I am using redis with one master and one slave. I want to use haproxy to do the failover.
I must only forward data to the current master.

This is my current config:

frontend ft_redis
    bind 0.0.0.0:16380 name redis ssl crt /etc/haproxy/certs/loadbalancer_all_in_one.pem
    default_backend bk_redis

# Specifies the backend Redis proxy server TCP health settings
# Ensure it only forward incoming connections to reach a master.
backend bk_redis
    option tcp-check
    tcp-check connect
    tcp-check send AUTH\ qay\r\n
    tcp-check expect string +OK
    tcp-check send PING\r\n
    tcp-check expect string +PONG
    tcp-check send info\ replication\r\n
    tcp-check expect string role:master
    tcp-check send QUIT\r\n
    tcp-check expect string +OK

    server elastic01.internal.dtpublic.de_7000 localhost4:7000 check inter 2s
    server elastic02.internal.dtpublic.de_7001 localhost4:7001 check inter 2s

So only the server which tells me, it is master, should get the traffic.

I have following issue:

  • server1 is master, server2 is slave
  • stop redis on server 1
  • server1 is unavailable
  • both servers are marked red in haproxy
  • sentinel is doing the failover
  • server 2 is master
  • haproxy shows green for server2.
  • starting redis on server1
  • server1 is starting as master (because it was master before the crash / shutdown)
  • haproxy is showing both servers as master
  • when I throw requests against haproxy, it is distributing requests to both servers, looks like round robin.
  • after some seconds sentinel will tell server1 to be slave
  • server1 will be shown as red.
  • server1 will get replication of server2
  • all changes done to server1 during the time where I had two masters are lost.

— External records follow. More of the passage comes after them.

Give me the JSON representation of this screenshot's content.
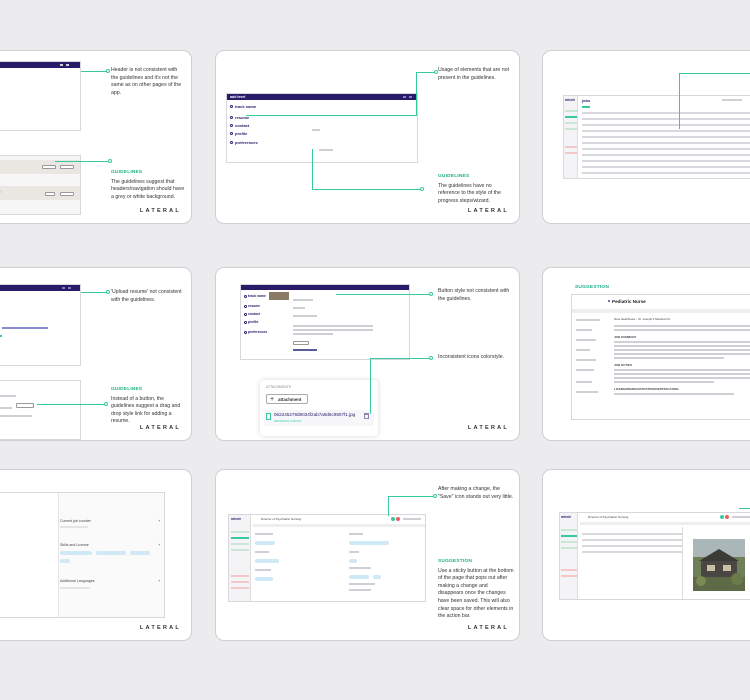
{
  "brand": "LATERAL",
  "colors": {
    "accent": "#39c9a0",
    "header": "#2a1a6a",
    "label": "#1fae86",
    "card_border": "#cfcfd4"
  },
  "cards": {
    "c1": {
      "note1": "Header is not consistent with the guidelines and it's not the same as on other pages of the app.",
      "note2_heading": "GUIDELINES",
      "note2": "The guidelines suggest that headers/navigation should have a grey or white background."
    },
    "c2": {
      "dialog_title": "add level",
      "nav": [
        "track name",
        "resume",
        "contact",
        "profile",
        "preferences"
      ],
      "note1": "Usage of elements that are not present in the guidelines.",
      "note2_heading": "GUIDELINES",
      "note2": "The guidelines have no reference to the style of the progress steps/wizard."
    },
    "c3": {
      "app_name": "mindr",
      "page_title": "jobs"
    },
    "c4": {
      "note1": "'Upload resume' not consistent with the guidelines.",
      "note2_heading": "GUIDELINES",
      "note2": "Instead of a button, the guidelines suggest a drag and drop style link for adding a resume."
    },
    "c5": {
      "nav": [
        "track name",
        "resume",
        "contact",
        "profile",
        "preferences"
      ],
      "attachments_label": "ATTACHMENTS",
      "attachment_button": "attachment",
      "file_name": "062245278d9034f2ab7a9d6c9807f1.jpg",
      "file_meta": "08/29/2019 4:28 PM",
      "note1": "Button style not consistent with the guidelines.",
      "note2": "Inconsistent icons colorstyle."
    },
    "c6": {
      "heading": "SUGGESTION",
      "job_title": "Pediatric Nurse",
      "hospital": "New Healthcare - St. Joseph's Medical Ctr.",
      "section": "JOB SUMMARY",
      "section2": "JOB DUTIES",
      "section3": "LICENSURE/REGISTRATION/CERTIFICATION"
    },
    "c7": {
      "field1": "Current job counter",
      "field2": "Skills and License",
      "field3": "Additional Languages"
    },
    "c8": {
      "app_name": "mindr",
      "page_title": "Director of Psychiatric Nursing",
      "note1": "After making a change, the \"Save\" icon stands out very little.",
      "note2_heading": "SUGGESTION",
      "note2": "Use a sticky button at the bottom of the page that pops out after making a change and disappears once the changes have been saved. This will also clear space for other elements in the action bar."
    },
    "c9": {
      "app_name": "mindr",
      "page_title": "Director of Psychiatric Nursing"
    }
  }
}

I just searched a lot, but I did not find a way to improve sentinel behavior (i.e. always ask sentinel who the master is).

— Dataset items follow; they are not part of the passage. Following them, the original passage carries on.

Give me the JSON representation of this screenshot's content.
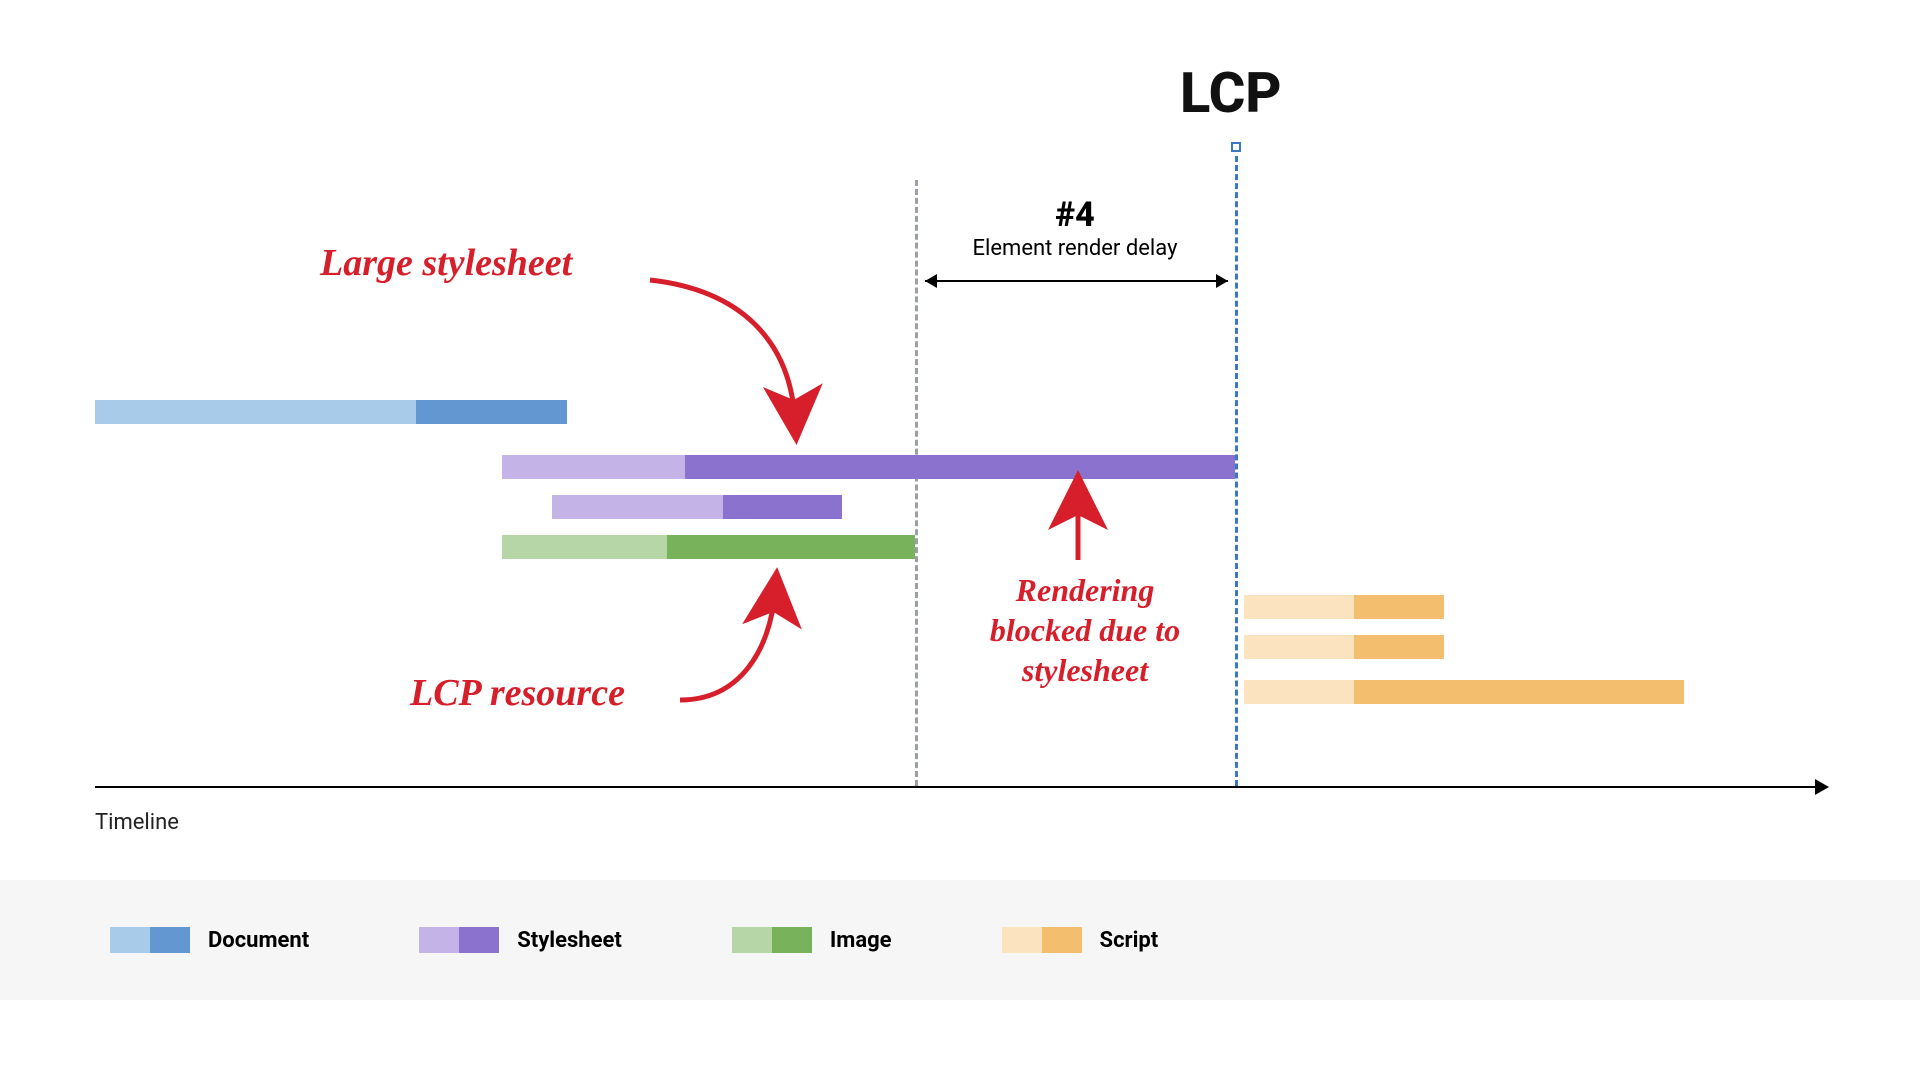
{
  "title": "LCP",
  "segment": {
    "num": "#4",
    "label": "Element render delay"
  },
  "annotations": {
    "large_stylesheet": "Large stylesheet",
    "lcp_resource": "LCP resource",
    "blocked": "Rendering\nblocked due to\nstylesheet"
  },
  "axis_label": "Timeline",
  "legend": {
    "document": "Document",
    "stylesheet": "Stylesheet",
    "image": "Image",
    "script": "Script"
  },
  "colors": {
    "doc_light": "#a9cbea",
    "doc_dark": "#6297d1",
    "sty_light": "#c3b3e6",
    "sty_dark": "#8b72cf",
    "img_light": "#b6d6a8",
    "img_dark": "#78b25b",
    "scr_light": "#fce3c0",
    "scr_dark": "#f3bf6e",
    "red": "#d61f2a",
    "gray_dash": "#9aa0a6",
    "blue_dash": "#3b78c3"
  },
  "chart_data": {
    "type": "gantt",
    "timeline_range": [
      0,
      100
    ],
    "lcp_at": 69.5,
    "render_delay_start": 54,
    "bars": [
      {
        "name": "document",
        "row": 0,
        "start": 5,
        "mid": 24,
        "end": 33,
        "kind": "document"
      },
      {
        "name": "stylesheet-large",
        "row": 1,
        "start": 29,
        "mid": 39,
        "end": 69.5,
        "kind": "stylesheet"
      },
      {
        "name": "stylesheet-2",
        "row": 2,
        "start": 32,
        "mid": 42,
        "end": 49,
        "kind": "stylesheet"
      },
      {
        "name": "image-lcp",
        "row": 3,
        "start": 29,
        "mid": 39,
        "end": 54,
        "kind": "image"
      },
      {
        "name": "script-1",
        "row": 4,
        "start": 70,
        "mid": 78,
        "end": 83,
        "kind": "script"
      },
      {
        "name": "script-2",
        "row": 5,
        "start": 70,
        "mid": 78,
        "end": 83,
        "kind": "script"
      },
      {
        "name": "script-3",
        "row": 6,
        "start": 70,
        "mid": 78,
        "end": 97,
        "kind": "script"
      }
    ]
  }
}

Is there a way to tell haproxy to forward the traffic to the server, which has the longest uptime? This should workaround this behavior.

Thanks, Andreas

No, that’s not possible. Even if you are able to get an uptime indication from the backend servers, vanilla haproxy health checks cannot make comparisons between protocol level return data from different health checks.

You could write external health checks and implement this on our own (see external-check docs).

But I think that would be very wrong. I don’t know anything about redis, but I assume you are not the first one to run a redis cluster, and I do not believe for one second that this is a problem that needs to be solved on a externally on a load-balancer. There must be a better way to solve this at redis level itself.